L'intuizione Galileiana che attribuisce la consonanza alla regolarità delle vibrazioni del timpano non è poi, in fondo, molto lontana dal vero, anche nelle spiegazioni più recenti. Suoni, i cui rapporti di frequenza sono espressi da numeri semplici, hanno frequenti coincidenze nelle parziali di ordine superiore (ad esempio la terza armonica del DO è identica alla seconda armonica del SOL, che sta una quinta sopra) ed attivano i medesimi recettori. È come se nella "mappa" delle fibre nervose attivate dal DO fosse contenuta, in parte, anche la "mappa" delle fibre attivate dal SOL. Una conferma di tale fatto si ha nel giudizio di consonanza che attribuiamo a due suoni (ad esempio una quinta) emessi da uno strumento povero di armonici superiori (es. il flauto) e uno strumento ricco di armonici superiori (es. il pianoforte o la campana): nel secondo caso il suono ci appare più armonioso come se la "sincronia" galileiana fosse rafforzata dalla coincidenza delle armoniche superiori.

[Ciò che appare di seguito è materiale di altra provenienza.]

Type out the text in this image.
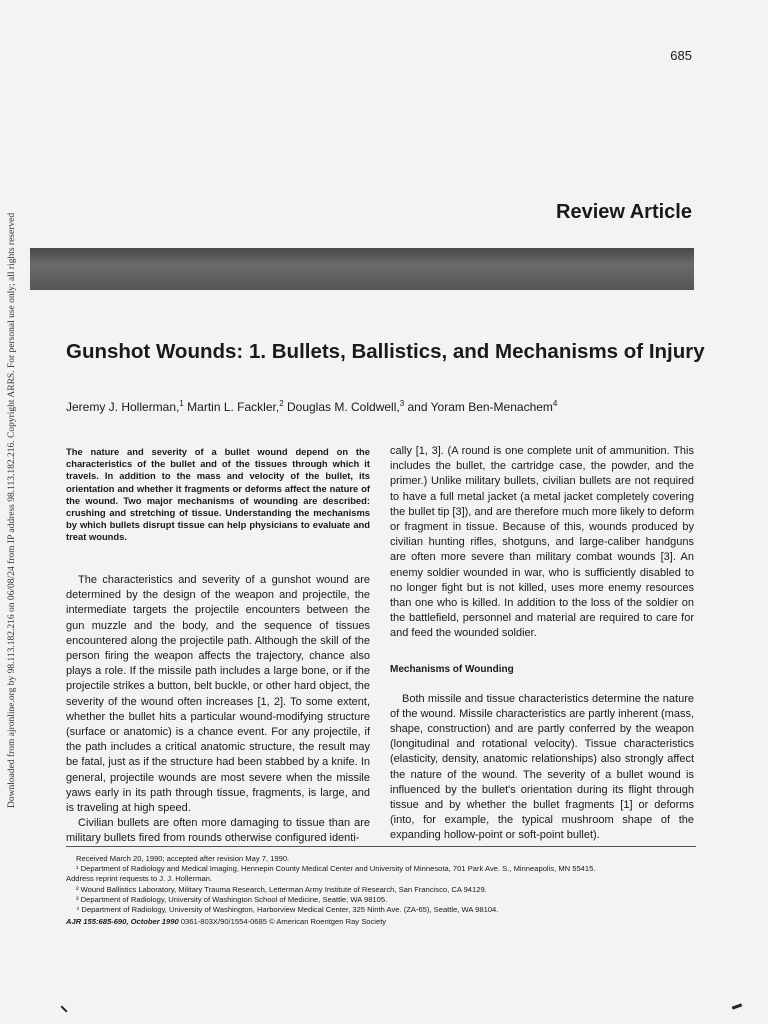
685
Downloaded from ajronline.org by 98.113.182.216 on 06/08/24 from IP address 98.113.182.216. Copyright ARRS. For personal use only; all rights reserved
Review Article
Gunshot Wounds: 1. Bullets, Ballistics, and Mechanisms of Injury
Jeremy J. Hollerman,$^1$ Martin L. Fackler,$^2$ Douglas M. Coldwell,$^3$ and Yoram Ben-Menachem$^4$

The nature and severity of a bullet wound depend on the characteristics of the bullet and of the tissues through which it travels. In addition to the mass and velocity of the bullet, its orientation and whether it fragments or deforms affect the nature of the wound. Two major mechanisms of wounding are described: crushing and stretching of tissue. Understanding the mechanisms by which bullets disrupt tissue can help physicians to evaluate and treat wounds.

The characteristics and severity of a gunshot wound are determined by the design of the weapon and projectile, the intermediate targets the projectile encounters between the gun muzzle and the body, and the sequence of tissues encountered along the projectile path. Although the skill of the person firing the weapon affects the trajectory, chance also plays a role. If the missile path includes a large bone, or if the projectile strikes a button, belt buckle, or other hard object, the severity of the wound often increases [1, 2]. To some extent, whether the bullet hits a particular wound-modifying structure (surface or anatomic) is a chance event. For any projectile, if the path includes a critical anatomic structure, the result may be fatal, just as if the structure had been stabbed by a knife. In general, projectile wounds are most severe when the missile yaws early in its path through tissue, fragments, is large, and is traveling at high speed.

Civilian bullets are often more damaging to tissue than are military bullets fired from rounds otherwise configured identi-

cally [1, 3]. (A round is one complete unit of ammunition. This includes the bullet, the cartridge case, the powder, and the primer.) Unlike military bullets, civilian bullets are not required to have a full metal jacket (a metal jacket completely covering the bullet tip [3]), and are therefore much more likely to deform or fragment in tissue. Because of this, wounds produced by civilian hunting rifles, shotguns, and large-caliber handguns are often more severe than military combat wounds [3]. An enemy soldier wounded in war, who is sufficiently disabled to no longer fight but is not killed, uses more enemy resources than one who is killed. In addition to the loss of the soldier on the battlefield, personnel and material are required to care for and feed the wounded soldier.

Mechanisms of Wounding

Both missile and tissue characteristics determine the nature of the wound. Missile characteristics are partly inherent (mass, shape, construction) and are partly conferred by the weapon (longitudinal and rotational velocity). Tissue characteristics (elasticity, density, anatomic relationships) also strongly affect the nature of the wound. The severity of a bullet wound is influenced by the bullet's orientation during its flight through tissue and by whether the bullet fragments [1] or deforms (into, for example, the typical mushroom shape of the expanding hollow-point or soft-point bullet).

Received March 20, 1990; accepted after revision May 7, 1990.
¹ Department of Radiology and Medical Imaging, Hennepin County Medical Center and University of Minnesota, 701 Park Ave. S., Minneapolis, MN 55415.
Address reprint requests to J. J. Hollerman.
² Wound Ballistics Laboratory, Military Trauma Research, Letterman Army Institute of Research, San Francisco, CA 94129.
³ Department of Radiology, University of Washington School of Medicine, Seattle, WA 98105.
⁴ Department of Radiology, University of Washington, Harborview Medical Center, 325 Ninth Ave. (ZA-65), Seattle, WA 98104.
AJR 155:685-690, October 1990 0361-803X/90/1554-0685 © American Roentgen Ray Society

Non si deve però credere che la teoria di Von Helmholtz offra un criterio oggettivo per stabilire una gerarchia di suoni consonanti. Oggi molti sono gli sforzi di fisici, musicisti ed ingegneri acustici di trovare delle leggi che stabiliscano in maniera inequivocabile tale gerarchia; il problema di fondo, però, che rende vane o quanto meno opinabili molte di queste ricerche, è che il tasso di maggiore o minore consonanza dipende da tanti e tali parametri che sfuggono ad un controllo scientifico (il contesto musicale al quale si fa riferimento, il registro nel quale gli strumenti musicali agiscono, la relazione tra strumenti dal timbro differente, etc.) da rendere pressoché impossibile una qualsivoglia determinazione univoca.